To sum it up, there's a chance that in Ubuntu 23.10+ and distributions based on them, the Chromium Sandbox might need to be disabled (or at least the userns portion of it) in the same manner it currently is on Debian in the installation script. Because these changes haven't landed yet it's difficult to test in advance, but one to keep an eye on.
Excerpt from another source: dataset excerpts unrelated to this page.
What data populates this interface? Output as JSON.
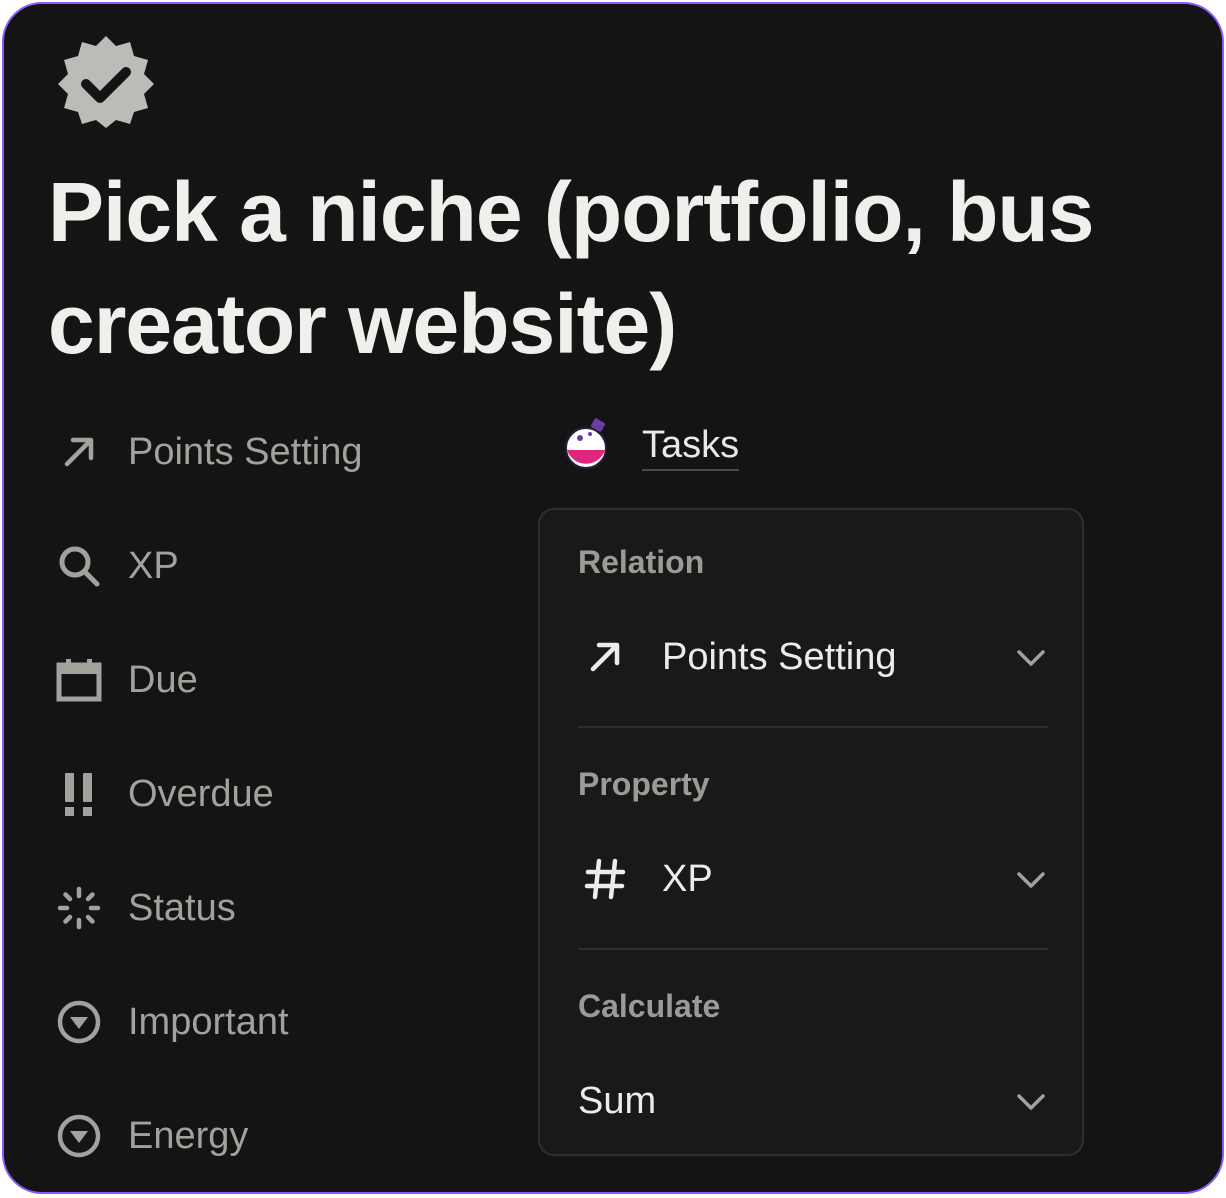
{
  "page": {
    "icon": "verified-badge-icon",
    "title_line1": "Pick a niche (portfolio, bus",
    "title_line2": "creator website)"
  },
  "properties": [
    {
      "label": "Points Setting",
      "icon": "arrow-up-right-icon"
    },
    {
      "label": "XP",
      "icon": "search-icon"
    },
    {
      "label": "Due",
      "icon": "calendar-icon"
    },
    {
      "label": "Overdue",
      "icon": "exclamation-icon"
    },
    {
      "label": "Status",
      "icon": "loading-spinner-icon"
    },
    {
      "label": "Important",
      "icon": "chevron-circle-icon"
    },
    {
      "label": "Energy",
      "icon": "chevron-circle-icon"
    }
  ],
  "tasks_link": {
    "label": "Tasks",
    "icon": "potion-flask-icon"
  },
  "rollup_panel": {
    "relation": {
      "label": "Relation",
      "value": "Points Setting",
      "icon": "arrow-up-right-icon"
    },
    "property": {
      "label": "Property",
      "value": "XP",
      "icon": "hash-icon"
    },
    "calculate": {
      "label": "Calculate",
      "value": "Sum"
    }
  },
  "colors": {
    "background": "#141414",
    "frame_border": "#8b5cf6",
    "title_text": "#f0efec",
    "muted_text": "#a3a19c",
    "panel_bg": "#191919"
  }
}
Ubuntu 23.10 has landed today and the feature of concern isn't turned on by default. However the latest discussion I can find would imply it still will be enabled by default as an update to 23.10 after a few weeks to gather feedback.
It can be enabled temporarily with echo 1 | sudo tee /proc/sys/kernel/apparmor_restrict_unprivileged_userns, and disabled by either using echo 0 instead or rebooting, as the above command only lasts for one boot.
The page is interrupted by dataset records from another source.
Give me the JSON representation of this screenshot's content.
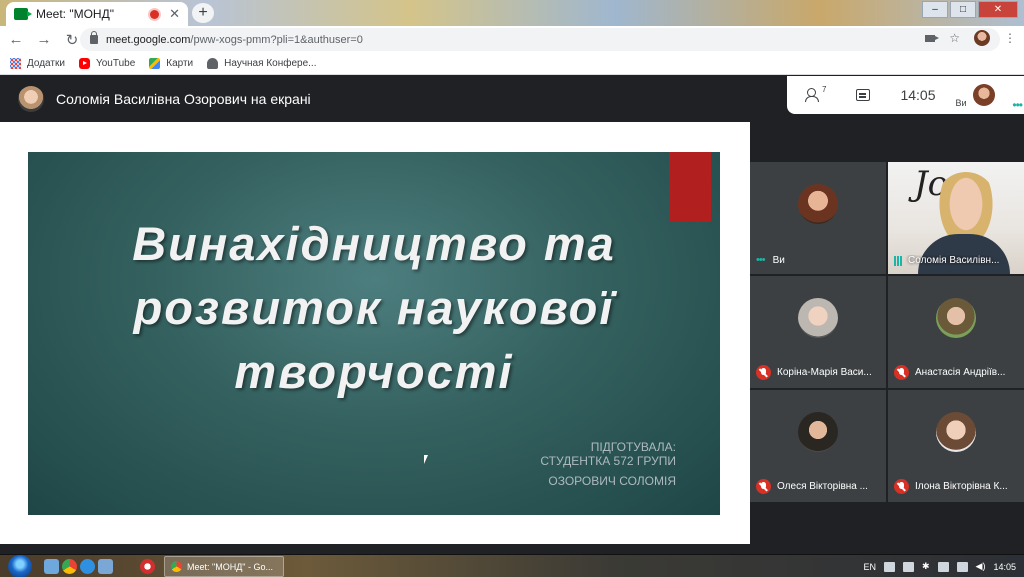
{
  "browser": {
    "tab_title": "Meet: \"МОНД\"",
    "tab_close": "✕",
    "new_tab": "+",
    "url_host": "meet.google.com",
    "url_path": "/pww-xogs-pmm?pli=1&authuser=0",
    "bookmarks": [
      {
        "label": "Додатки"
      },
      {
        "label": "YouTube"
      },
      {
        "label": "Карти"
      },
      {
        "label": "Научная Конфере..."
      }
    ]
  },
  "meet": {
    "presenter_title": "Соломія Василівна Озорович на екрані",
    "participant_count": "7",
    "time": "14:05",
    "self_label": "Ви"
  },
  "slide": {
    "title_line1": "Винахідництво та",
    "title_line2": "розвиток наукової",
    "title_line3": "творчості",
    "prepared_line1": "ПІДГОТУВАЛА:",
    "prepared_line2": "СТУДЕНТКА 572 ГРУПИ",
    "author": "ОЗОРОВИЧ СОЛОМІЯ"
  },
  "participants": [
    {
      "name": "Ви",
      "state": "dots"
    },
    {
      "name": "Соломія Василівн...",
      "state": "speaking",
      "video": "Jo"
    },
    {
      "name": "Коріна-Марія Васи...",
      "state": "muted"
    },
    {
      "name": "Анастасія Андріїв...",
      "state": "muted"
    },
    {
      "name": "Олеся Вікторівна ...",
      "state": "muted"
    },
    {
      "name": "Ілона Вікторівна К...",
      "state": "muted"
    }
  ],
  "taskbar": {
    "task_label": "Meet: \"МОНД\" - Go...",
    "lang": "EN",
    "time": "14:05"
  }
}
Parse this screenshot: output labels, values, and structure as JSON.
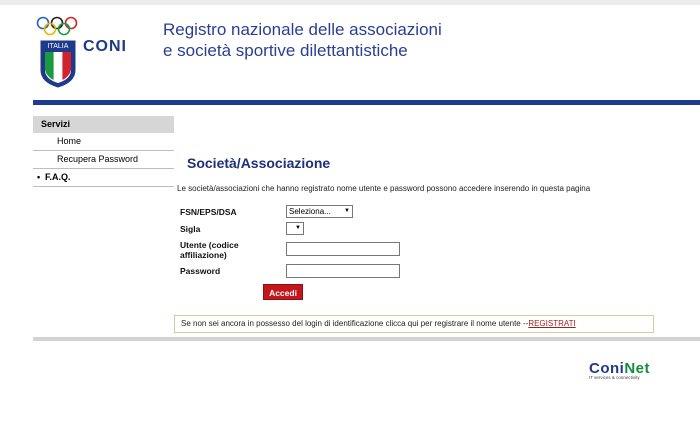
{
  "header": {
    "logo_caption": "ITALIA",
    "logo_brand": "CONI",
    "title_line1": "Registro nazionale delle associazioni",
    "title_line2": "e società sportive dilettantistiche"
  },
  "sidebar": {
    "heading": "Servizi",
    "items": [
      {
        "label": "Home"
      },
      {
        "label": "Recupera Password"
      },
      {
        "label": "F.A.Q.",
        "bullet": "•"
      }
    ]
  },
  "main": {
    "title": "Società/Associazione",
    "intro": "Le società/associazioni che hanno registrato nome utente e password possono accedere inserendo in questa pagina",
    "form": {
      "fsn_label": "FSN/EPS/DSA",
      "fsn_value": "Seleziona...",
      "sigla_label": "Sigla",
      "sigla_value": "",
      "utente_label": "Utente (codice affiliazione)",
      "utente_value": "",
      "password_label": "Password",
      "password_value": "",
      "submit_label": "Accedi"
    },
    "notice": {
      "text": "Se non sei ancora in possesso del login di identificazione clicca qui per registrare il nome utente --",
      "link": "REGISTRATI"
    }
  },
  "footer": {
    "brand_part1": "Coni",
    "brand_part2": "Net",
    "tagline": "IT services & connectivity"
  },
  "colors": {
    "accent_blue": "#1f3a93",
    "button_red": "#c4161c",
    "link_red": "#a21f1f",
    "brand_green": "#138f3b"
  }
}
Unfortunately I can't get access to a machine to test on myself.
I think that the easiest fix for this will be making the change here:
An alternative would be creating an AppArmor profile for Joplin. However, this would (if I understand it correctly) cause the installer to need root privileges to install the profile...
In addition to needing sudo to create the AppArmor profile, you'd also need to be placing the binary in a predictable location. This location shouldn't be user-writable, or it defeats the purpose of the protection, as the user could just swap the executable.
I don't think Joplin (or any Electron package that's distributed "raw") would be able to get out of needing a proper .deb package, or using --no-sandbox.
Mind, you might be able to bypass the issue by running Joplin with sudo, since then the namespace doesn't count as unprivileged; but then you're trusting that the sandbox is properly dropping the permissions it has. It should do, and Electron should refuse to run as root unless it's capable of dropping those permissions, but still feels in poor taste to me.
In theory then you could also add the SUID bit to the AppImage via the script allowing it to run as root without prompting, but again, you'd then not want this to be user-writable, or you're giving root to anything capable of changing the contents of the file.
Edit: Alternatively, maybe adding CAP_SYS_ADMIN to the AppImage would be sufficient.
Ubuntu 22.04 won't offer an upgrade to 24.04 until July (alongside 24.04.1), but there could possibly be a rise in bug reports relating to this from people who have done the upgrade from a previous version of Ubuntu but haven't re-run the installation script since.